Dec. 17, 2023 – Association for Jewish Studies Annual Conference, San Francisco, CA
Subjectively Defective: American Jews Contend with Disability and Belonging in the Early 20th Century
When the United States Congress revised the public charge provision that it had first passed in 1882, it enshrined the commodification of health and the pathologization of poverty in federal law. Simply put, the statute mandated the exclusion and deportation of any immigrant considered “likely to become a public charge” due to their physical, mental, or financial condition. Though the tendrils of public charge implicated all immigrants, the capricious manner in which Ellis Island immigration authorities enforced it impacted eastern European Jews in strikingly particular ways, capturing the attention of American Jews active in immigration advocacy. Examining the protracted conflict between American Jewish attorney Max Kohler and Ellis Island Commissioner William Williams, and integrating disability as an analytical lens into American Jewish historiography, I examine its fundamental role in determining literal “fitness” for prospective American citizenship, through a close study of Kohler’s legal advocacy and interventions and Williams’ interpretation and enforcement of immigration law.

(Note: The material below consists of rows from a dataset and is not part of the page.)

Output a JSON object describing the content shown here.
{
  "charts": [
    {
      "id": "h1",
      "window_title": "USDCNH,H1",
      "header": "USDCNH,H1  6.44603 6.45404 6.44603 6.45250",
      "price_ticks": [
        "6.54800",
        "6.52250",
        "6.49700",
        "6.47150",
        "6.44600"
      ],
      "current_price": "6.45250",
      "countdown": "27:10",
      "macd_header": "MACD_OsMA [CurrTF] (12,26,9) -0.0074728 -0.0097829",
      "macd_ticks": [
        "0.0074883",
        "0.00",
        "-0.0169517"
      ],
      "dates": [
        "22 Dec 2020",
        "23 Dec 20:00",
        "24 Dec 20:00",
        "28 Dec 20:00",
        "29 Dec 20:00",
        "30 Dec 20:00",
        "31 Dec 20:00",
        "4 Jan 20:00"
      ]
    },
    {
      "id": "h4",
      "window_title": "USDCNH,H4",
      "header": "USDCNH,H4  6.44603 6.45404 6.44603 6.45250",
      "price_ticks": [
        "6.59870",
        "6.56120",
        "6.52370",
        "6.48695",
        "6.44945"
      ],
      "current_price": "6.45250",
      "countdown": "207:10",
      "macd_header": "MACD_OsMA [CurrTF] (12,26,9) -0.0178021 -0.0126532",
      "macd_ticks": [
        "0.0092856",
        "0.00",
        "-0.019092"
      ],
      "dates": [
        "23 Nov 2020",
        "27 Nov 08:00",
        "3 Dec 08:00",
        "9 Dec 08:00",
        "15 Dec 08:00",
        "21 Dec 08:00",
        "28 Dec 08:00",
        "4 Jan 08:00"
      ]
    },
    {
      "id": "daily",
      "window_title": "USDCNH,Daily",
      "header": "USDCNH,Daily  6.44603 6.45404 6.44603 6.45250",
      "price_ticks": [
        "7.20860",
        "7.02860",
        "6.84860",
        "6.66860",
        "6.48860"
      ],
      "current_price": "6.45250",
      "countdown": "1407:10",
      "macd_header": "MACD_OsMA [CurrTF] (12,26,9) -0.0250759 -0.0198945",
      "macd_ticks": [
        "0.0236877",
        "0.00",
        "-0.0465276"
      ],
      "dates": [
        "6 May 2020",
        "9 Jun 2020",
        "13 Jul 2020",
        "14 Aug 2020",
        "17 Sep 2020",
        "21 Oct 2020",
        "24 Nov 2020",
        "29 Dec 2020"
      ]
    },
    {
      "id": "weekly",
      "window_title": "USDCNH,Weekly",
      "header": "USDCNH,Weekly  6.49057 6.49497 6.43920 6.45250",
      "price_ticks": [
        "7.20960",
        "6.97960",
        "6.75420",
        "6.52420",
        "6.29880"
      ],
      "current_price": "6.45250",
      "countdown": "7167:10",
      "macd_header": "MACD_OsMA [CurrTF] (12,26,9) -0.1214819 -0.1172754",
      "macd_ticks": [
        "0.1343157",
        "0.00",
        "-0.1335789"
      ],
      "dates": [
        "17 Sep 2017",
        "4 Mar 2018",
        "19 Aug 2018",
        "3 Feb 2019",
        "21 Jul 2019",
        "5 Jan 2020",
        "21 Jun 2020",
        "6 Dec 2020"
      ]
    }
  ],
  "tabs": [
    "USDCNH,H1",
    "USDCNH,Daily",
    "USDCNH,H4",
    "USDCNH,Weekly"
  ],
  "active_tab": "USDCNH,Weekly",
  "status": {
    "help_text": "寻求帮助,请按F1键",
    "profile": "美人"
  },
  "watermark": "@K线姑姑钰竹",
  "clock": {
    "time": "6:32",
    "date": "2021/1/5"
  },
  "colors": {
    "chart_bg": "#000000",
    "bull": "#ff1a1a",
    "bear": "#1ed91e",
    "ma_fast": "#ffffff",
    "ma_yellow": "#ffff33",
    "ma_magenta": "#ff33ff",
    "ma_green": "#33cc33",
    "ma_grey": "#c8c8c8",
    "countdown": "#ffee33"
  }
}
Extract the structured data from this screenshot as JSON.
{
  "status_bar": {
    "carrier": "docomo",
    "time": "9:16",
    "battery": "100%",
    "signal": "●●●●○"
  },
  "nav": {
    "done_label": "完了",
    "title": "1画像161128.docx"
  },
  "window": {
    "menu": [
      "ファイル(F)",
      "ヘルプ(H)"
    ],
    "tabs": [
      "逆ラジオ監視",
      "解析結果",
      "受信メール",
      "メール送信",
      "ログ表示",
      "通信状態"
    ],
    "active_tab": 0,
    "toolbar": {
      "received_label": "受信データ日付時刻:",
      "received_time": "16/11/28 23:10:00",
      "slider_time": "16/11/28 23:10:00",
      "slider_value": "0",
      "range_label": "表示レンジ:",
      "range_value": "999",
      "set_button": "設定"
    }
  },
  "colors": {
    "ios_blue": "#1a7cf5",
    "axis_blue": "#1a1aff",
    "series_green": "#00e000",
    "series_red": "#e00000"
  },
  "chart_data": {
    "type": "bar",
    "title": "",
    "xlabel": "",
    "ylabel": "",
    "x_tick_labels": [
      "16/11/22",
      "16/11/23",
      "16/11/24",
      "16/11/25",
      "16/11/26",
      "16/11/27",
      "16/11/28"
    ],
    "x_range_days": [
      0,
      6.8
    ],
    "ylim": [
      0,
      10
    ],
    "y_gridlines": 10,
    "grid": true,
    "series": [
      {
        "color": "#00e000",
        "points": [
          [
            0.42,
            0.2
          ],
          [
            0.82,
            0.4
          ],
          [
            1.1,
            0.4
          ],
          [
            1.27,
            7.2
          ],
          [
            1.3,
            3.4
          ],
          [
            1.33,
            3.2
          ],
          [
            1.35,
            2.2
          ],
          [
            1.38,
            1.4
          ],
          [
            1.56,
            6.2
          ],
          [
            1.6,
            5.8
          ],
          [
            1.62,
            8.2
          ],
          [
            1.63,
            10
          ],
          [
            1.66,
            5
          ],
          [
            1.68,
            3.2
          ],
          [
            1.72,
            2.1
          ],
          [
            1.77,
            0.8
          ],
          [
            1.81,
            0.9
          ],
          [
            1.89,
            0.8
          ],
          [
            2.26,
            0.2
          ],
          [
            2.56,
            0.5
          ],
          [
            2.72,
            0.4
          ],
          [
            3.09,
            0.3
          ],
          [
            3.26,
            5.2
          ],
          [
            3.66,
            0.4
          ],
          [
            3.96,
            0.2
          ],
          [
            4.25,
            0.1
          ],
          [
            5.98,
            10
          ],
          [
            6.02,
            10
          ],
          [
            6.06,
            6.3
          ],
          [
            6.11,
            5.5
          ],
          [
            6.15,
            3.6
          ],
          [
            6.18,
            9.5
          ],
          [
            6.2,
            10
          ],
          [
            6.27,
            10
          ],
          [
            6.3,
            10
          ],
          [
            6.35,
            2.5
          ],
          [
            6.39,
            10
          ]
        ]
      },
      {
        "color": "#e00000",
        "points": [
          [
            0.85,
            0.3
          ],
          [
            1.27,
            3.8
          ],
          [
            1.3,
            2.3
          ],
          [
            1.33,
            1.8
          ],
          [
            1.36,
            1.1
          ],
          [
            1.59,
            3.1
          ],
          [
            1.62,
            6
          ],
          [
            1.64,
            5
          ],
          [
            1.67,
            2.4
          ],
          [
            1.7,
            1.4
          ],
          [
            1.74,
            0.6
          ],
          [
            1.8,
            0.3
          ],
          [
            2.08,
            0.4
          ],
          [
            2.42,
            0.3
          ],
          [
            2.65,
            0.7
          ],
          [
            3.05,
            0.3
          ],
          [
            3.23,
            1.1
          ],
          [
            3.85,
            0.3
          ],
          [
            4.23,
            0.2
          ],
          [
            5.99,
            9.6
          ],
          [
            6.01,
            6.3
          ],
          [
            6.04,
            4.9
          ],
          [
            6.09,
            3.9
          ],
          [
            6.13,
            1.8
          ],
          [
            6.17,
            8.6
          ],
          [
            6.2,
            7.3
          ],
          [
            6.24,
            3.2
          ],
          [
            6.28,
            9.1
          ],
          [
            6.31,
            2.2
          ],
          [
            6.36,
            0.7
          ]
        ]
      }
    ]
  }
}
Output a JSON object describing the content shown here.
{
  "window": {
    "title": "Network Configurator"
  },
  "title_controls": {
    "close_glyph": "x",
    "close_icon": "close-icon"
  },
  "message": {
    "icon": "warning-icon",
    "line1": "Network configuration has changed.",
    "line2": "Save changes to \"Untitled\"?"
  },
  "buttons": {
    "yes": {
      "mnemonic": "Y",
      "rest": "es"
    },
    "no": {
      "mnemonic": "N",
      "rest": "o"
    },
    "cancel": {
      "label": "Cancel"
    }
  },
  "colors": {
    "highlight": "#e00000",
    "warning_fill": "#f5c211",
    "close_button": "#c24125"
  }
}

Nov. 18, 2023 – Temple Bet Am Shalom, White Plains, NY
Acharei Kiddush: Jewish Ritual Mourning Practices. Commemorating Transgender Day of Remembrance
The process of dying, Jewish tradition suggests, is not complete until the last living person forgets your name. What does that mean for those of us whose true name – or even identity – is not openly known to the community? Hannah Zaves-Greene, visiting professor of Jewish Studies at Sarah Lawrence College, will explore historical and modern rituals of Jewish mourning, including a discussion of how these practices, typically centered around the twin themes of history and memory, become more complicated when mourning members of a marginalized group.
“Covid-19 Through the Lens of Disability.” Organization of American Historians Annual Meeting—Conference on American History, Chicago, Illinois. April 15-18, 2021.
“Likely to Become a Public Charge: Disability and American Jewish Immigration.” Association for Jewish Studies, 52nd Annual Conference. December 13-17, 2020.